使用data_usd.csv进行数据分析，分割训练数据和测试数据。

ds_gold = 'US dollar'
ds_etf = 'Close'
date_format = '%Y-%m-%d'
df = pd.read_csv("./data/data_usd.csv")
df = df[['Name', ds_gold]]
df['Name'] = [datetime.strptime(i, date_format) for i in df['Name']]
df.set_index('Name')
# df.index = pd.to_datetime(df.index, format=date_format)
print(df.columns)
dd =df

数据样例：

其中Name字段值为每个月的最后一天。

	Name	US dollar
0	1978/12/31	207.8
1	1979/1/31	227.3
2	1979/2/28	245.7
3	1979/3/30	242.1

定义探索变量

df[ds_gold]为每个月的黄金价格。

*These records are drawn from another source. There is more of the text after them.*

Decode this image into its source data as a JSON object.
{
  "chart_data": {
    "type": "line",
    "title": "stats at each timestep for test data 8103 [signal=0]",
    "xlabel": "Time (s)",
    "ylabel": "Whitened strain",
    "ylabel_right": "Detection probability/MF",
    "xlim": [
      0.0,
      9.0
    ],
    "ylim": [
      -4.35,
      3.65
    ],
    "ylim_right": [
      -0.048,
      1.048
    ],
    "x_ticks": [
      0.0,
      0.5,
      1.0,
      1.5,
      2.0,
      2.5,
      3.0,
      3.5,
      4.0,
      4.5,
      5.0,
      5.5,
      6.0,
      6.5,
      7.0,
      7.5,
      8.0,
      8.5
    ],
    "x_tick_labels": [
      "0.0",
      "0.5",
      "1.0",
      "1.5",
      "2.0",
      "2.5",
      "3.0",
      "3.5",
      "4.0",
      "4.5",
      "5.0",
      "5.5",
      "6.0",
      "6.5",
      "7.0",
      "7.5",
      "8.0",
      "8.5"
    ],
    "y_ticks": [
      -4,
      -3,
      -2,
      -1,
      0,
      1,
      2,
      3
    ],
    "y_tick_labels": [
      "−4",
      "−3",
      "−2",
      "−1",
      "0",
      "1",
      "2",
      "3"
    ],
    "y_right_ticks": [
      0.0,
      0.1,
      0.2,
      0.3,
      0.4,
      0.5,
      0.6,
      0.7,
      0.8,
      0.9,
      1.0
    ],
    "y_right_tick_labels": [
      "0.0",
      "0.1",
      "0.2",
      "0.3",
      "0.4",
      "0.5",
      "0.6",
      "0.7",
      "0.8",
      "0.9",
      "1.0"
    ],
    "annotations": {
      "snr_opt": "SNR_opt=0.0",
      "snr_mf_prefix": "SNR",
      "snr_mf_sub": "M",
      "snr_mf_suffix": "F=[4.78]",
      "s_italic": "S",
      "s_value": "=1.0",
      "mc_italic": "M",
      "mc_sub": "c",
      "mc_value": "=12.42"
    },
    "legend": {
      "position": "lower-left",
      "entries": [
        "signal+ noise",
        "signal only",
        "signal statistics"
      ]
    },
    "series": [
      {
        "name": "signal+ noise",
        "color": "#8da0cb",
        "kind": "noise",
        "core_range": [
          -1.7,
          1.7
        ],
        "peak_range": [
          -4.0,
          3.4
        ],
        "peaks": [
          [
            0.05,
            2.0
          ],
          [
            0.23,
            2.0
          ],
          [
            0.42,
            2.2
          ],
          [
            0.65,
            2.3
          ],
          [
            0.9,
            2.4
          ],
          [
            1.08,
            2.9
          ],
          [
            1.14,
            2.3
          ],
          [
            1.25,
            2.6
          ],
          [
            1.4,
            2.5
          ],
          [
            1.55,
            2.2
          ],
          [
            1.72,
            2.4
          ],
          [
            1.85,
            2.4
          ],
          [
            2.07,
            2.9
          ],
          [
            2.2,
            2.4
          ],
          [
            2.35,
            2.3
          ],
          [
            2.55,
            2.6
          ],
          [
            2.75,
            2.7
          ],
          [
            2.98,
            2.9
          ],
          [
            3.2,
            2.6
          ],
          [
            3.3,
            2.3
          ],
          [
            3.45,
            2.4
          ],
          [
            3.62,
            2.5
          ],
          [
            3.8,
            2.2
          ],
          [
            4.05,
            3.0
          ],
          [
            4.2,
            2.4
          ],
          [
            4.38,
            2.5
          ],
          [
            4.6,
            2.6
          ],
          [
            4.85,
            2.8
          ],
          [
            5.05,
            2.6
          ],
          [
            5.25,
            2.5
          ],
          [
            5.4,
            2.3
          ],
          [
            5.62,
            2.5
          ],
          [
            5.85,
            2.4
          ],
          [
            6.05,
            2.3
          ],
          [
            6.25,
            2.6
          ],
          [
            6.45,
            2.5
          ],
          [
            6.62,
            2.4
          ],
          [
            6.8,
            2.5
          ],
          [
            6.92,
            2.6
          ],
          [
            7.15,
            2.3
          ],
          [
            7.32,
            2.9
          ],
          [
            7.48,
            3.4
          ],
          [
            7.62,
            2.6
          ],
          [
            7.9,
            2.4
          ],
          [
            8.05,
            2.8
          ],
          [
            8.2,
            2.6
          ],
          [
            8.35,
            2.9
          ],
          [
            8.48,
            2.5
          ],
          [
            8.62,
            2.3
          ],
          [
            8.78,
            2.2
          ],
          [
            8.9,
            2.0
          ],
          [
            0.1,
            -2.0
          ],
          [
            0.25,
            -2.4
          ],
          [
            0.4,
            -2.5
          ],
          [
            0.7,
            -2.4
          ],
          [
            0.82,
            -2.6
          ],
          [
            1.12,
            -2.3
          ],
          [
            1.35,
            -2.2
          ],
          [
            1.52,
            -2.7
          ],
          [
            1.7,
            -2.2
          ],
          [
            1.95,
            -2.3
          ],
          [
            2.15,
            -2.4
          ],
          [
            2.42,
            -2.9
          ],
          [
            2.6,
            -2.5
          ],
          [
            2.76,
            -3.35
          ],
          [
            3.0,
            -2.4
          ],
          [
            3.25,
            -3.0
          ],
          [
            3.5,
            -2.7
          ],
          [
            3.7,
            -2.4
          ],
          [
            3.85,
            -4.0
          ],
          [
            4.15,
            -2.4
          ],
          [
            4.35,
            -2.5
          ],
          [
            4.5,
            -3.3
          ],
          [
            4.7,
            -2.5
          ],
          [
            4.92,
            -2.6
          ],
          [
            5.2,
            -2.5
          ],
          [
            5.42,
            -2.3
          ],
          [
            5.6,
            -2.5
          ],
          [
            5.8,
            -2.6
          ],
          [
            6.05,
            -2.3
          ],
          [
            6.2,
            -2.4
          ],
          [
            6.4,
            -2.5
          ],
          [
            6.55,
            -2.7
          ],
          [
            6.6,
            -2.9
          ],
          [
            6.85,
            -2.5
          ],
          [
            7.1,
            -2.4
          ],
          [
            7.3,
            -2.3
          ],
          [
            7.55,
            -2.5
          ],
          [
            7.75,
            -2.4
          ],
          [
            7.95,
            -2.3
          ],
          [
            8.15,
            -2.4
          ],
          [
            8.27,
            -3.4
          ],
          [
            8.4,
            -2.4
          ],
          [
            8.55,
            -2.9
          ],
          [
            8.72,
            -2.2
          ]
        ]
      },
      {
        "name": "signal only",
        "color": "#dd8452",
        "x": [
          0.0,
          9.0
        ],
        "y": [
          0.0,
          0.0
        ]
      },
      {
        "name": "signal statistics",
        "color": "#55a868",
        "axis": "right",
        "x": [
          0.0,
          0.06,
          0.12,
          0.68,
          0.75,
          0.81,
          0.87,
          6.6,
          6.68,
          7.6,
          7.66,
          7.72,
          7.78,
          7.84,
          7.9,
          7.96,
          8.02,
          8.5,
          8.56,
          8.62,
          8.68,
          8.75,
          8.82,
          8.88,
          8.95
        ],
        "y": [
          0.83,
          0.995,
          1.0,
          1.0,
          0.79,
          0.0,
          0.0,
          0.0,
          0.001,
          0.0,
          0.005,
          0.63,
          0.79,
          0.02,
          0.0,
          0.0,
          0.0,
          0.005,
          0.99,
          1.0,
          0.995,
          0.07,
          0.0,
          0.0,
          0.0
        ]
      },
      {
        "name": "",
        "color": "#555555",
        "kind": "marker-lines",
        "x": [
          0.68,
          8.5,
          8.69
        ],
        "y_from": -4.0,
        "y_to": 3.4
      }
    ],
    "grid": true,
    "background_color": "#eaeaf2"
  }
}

这段代码的主要目的是在数据框（DataFrame）df中计算两个新的特征（S_1和S_2），这两个特征分别表示目标变量（ds_gold）过去3个月和12个月的移动平均值。然后，它将数据框中的缺失值删除，并将新计算的特征作为自变量（X）。X = df[['S_1', 'S_2']]: 我们将新创建的两个特征（即3个月和12个月的移动平均）作为自变量。将y = df[ds_gold]: 每个月的黄金价格的原始数据作为因变量。

最后，它绘制了两个新特征与名称（Name）之间的关系图。

plt.plot(df['Name'], df['S_1']) 和 plt.plot(df['Name'], df["S_2"]): 这两行代码用于绘制移动平均价格与时间（假设Name列包含月份信息）的关系图。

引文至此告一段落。